Did Serena Williams Fall Victim To Double Standards?

"You know how many other men do things that are much worse than that?"

The contentious US Open Grand Final between Serena Williams and Naomi Osaka is not the first time even this month the tennis world has been talking about double standards.

What happened is this: umpire Carlos Ramos gave Williams a warning for coaching, seemingly because her coach gave her a hand signal from the front row. Williams, insulted by the accusation of cheating, demanded an apology: "I don't cheat to win, I'd rather lose," she told Ramos.

She later received a second violation for smashing her racquet, prompting boos from the crowd.

READ MORE: Williams Tells Umpire: 'You're A Thief, You Owe Me An Apology'

At the changeover she again demanded an apology from Ramos for the earlier violation.

"You stole a point from me and you are a thief," she told him.

He issued a third violation and docked the game, leaving Osaka just one game away from victory.

"This is not fair," she said. "This has happened to me too many times. You know how many other men do things that are much worse than that?"

Tennis great and equal rights advocate Billie Jean King said the incident was "an abuse of power" and that Ramos had "crossed the line".

Writing for the Washington Post, she said:

"An umpire’s job is to keep control of the match, and he let it get out of control. The rules are what they are, but the umpire has discretion, and Ramos chose to give Williams very little latitude in a match where the stakes were highest."

CNN's sports analyst Christine Brennan said that it showed that women are still not treated equally in the tennis world

"We know that there's quite a history to it. Think of John McEnroe, think of Ilie Nastase, Jimmy Connors, Andre Agassi. These men all berated chair umpires, famously so. Commercials have been made. McEnroe has done, 'you can't be serious' and all the other tirades, top of his lungs over the years and none of them received a game penalty," she said.

READ MORE: 12 Things You Should Know About Naomi Osaka

"Would he (umpire) have done that with a man? History has said, no. He would not have done that with a man."

Williams is by no means the first player to take issue with an umpire's ruling, nor could anyone call her conduct completely above board.

But after all, as Jonathan Liew wrote in The Independent, "rules don't just appear, and they're never as objective as they look."

Here's a look at some of the more recent incidences in history which were not penalised.

No Penalty

2016 Italian Open

Novak Djokovic pushed away umpire Carlos Bernardes' arm while he inspected a close call on a clay court. The Association of Tennis Professionals (ATP) rule book said he could be facing a $10,000 fine if found guilty of "physical abuse", but no action was taken.

2016 French Open

Nick Kyrgios told Ramos that a code violation for unsportsmanlike conduct was "fucking bullshit". He was not penalised further -- although he did call out double standards, given Djokovic's unpunished violation a week earlier.

2016 Cincinnati Masters

Andy Murray kicked a ball at the umpire, narrowly missing his head. There were no penalties.

2017 French Open

Djokovic got into a heated argument with Ramos after being docked a first serve for taking too long. "You're losing your mind," he told him at one point, after being given a warning for unsportsmanlike conduct later in the game. He was not penalised.

2018 Wimbledon

Djokovic engaged in a series of rows with Ramos during a match against Kei Nishikori. He accused the umpire of "double standards" for penalising him over bouncing a racquet when he claimed Nishikori did the same thing without consequences. There were no penalties for the row.


2012 Australian Open

Marcos Baghadis was fined $770 for not just smashing his playing racquet, but taking out three more racquets from his bag -- two still wrapped in plastic -- and smashing those as well.

2014 Wimbledon

Fabio Fognini was slapped with the highest fine in Wimbledon history -- £19,100 -- for a series of outbursts, including throwing his racquet and getting into an argument with the umpire.

2016 French Open

Djokovic was fined $5500 for throwing his racquet in anger., which then bounced at a lineman. If the linesman hadn't ducked, Djokovic would have been immediately disqualified.

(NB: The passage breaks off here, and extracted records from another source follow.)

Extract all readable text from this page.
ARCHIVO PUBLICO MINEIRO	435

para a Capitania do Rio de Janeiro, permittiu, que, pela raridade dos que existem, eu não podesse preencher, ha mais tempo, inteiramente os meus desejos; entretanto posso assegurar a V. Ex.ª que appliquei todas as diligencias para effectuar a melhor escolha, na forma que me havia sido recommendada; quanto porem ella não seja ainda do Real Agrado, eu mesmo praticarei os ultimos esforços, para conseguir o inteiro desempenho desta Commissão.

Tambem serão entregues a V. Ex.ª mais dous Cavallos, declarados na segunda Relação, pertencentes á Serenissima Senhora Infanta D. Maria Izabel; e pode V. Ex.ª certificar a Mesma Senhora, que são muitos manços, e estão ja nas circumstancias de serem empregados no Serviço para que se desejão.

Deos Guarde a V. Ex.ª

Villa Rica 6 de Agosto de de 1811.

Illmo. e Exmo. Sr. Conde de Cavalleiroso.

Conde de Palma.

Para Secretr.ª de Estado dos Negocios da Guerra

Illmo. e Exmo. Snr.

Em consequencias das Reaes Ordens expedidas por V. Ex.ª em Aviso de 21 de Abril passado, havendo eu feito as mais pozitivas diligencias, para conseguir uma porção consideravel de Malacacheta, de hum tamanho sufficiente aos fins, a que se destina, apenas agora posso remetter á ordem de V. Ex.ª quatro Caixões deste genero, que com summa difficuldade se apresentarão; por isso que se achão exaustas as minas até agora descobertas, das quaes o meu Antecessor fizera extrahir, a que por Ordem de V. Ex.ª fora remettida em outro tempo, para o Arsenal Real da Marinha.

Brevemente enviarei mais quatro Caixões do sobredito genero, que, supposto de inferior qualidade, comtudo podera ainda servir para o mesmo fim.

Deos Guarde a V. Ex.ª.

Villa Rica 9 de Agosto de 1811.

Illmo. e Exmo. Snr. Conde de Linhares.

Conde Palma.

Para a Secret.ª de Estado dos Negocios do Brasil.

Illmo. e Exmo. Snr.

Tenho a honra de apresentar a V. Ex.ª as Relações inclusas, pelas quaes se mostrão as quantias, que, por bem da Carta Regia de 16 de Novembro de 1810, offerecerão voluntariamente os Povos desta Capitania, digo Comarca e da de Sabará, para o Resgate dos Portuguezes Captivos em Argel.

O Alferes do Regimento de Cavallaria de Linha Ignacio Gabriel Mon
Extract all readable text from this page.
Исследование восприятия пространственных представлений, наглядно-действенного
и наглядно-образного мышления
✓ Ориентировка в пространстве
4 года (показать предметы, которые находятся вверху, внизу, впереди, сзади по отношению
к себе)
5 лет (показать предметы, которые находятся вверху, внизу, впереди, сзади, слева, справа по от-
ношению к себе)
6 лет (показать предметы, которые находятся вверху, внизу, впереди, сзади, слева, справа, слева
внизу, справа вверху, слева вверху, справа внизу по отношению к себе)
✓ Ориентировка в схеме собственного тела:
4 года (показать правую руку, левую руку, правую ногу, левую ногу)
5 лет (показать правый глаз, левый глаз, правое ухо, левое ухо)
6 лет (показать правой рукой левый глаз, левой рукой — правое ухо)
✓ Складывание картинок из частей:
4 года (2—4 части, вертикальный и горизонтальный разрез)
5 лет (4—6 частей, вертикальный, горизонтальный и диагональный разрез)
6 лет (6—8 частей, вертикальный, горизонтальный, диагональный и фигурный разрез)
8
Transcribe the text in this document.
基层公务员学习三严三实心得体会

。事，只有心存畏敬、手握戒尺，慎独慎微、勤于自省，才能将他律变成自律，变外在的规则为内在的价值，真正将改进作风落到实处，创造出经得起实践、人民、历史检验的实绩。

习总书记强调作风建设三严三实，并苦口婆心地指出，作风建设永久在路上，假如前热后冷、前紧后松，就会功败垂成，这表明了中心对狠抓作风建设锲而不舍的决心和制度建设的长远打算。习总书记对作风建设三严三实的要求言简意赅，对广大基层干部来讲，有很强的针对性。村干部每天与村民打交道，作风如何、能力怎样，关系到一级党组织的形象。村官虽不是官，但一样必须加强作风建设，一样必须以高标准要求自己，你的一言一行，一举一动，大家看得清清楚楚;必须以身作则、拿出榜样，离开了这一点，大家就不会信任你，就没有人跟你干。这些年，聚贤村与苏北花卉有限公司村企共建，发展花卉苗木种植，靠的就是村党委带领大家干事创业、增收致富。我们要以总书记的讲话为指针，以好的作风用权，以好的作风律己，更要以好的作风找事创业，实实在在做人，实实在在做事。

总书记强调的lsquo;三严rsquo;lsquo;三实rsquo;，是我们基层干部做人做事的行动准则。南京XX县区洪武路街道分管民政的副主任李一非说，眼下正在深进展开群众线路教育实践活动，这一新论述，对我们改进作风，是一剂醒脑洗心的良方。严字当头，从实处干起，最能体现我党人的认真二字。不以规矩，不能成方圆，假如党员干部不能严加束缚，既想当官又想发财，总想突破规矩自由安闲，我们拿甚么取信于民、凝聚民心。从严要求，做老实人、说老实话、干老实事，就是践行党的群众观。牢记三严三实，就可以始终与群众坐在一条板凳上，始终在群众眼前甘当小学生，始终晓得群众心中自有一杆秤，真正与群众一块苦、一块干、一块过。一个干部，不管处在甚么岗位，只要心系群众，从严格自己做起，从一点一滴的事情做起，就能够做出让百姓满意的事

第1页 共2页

2018 Fever-Tree Championships

Nick Kygios has copped a number of fines throughout his career, most recently a $23,500 fine for being caught simulating a sex act.


The tennis great was also known for having a great temper, and while there was plenty he got away with, there was also quite a bit he didn't. The largest violation was at the 1987 US Open, where he was fined $17,500 and issued a two month suspension for misconduct and verbal abuse.

It's not quite the infamous "you cannot be serious" moment at the 1981 Wimbledon, but then again, nothing is.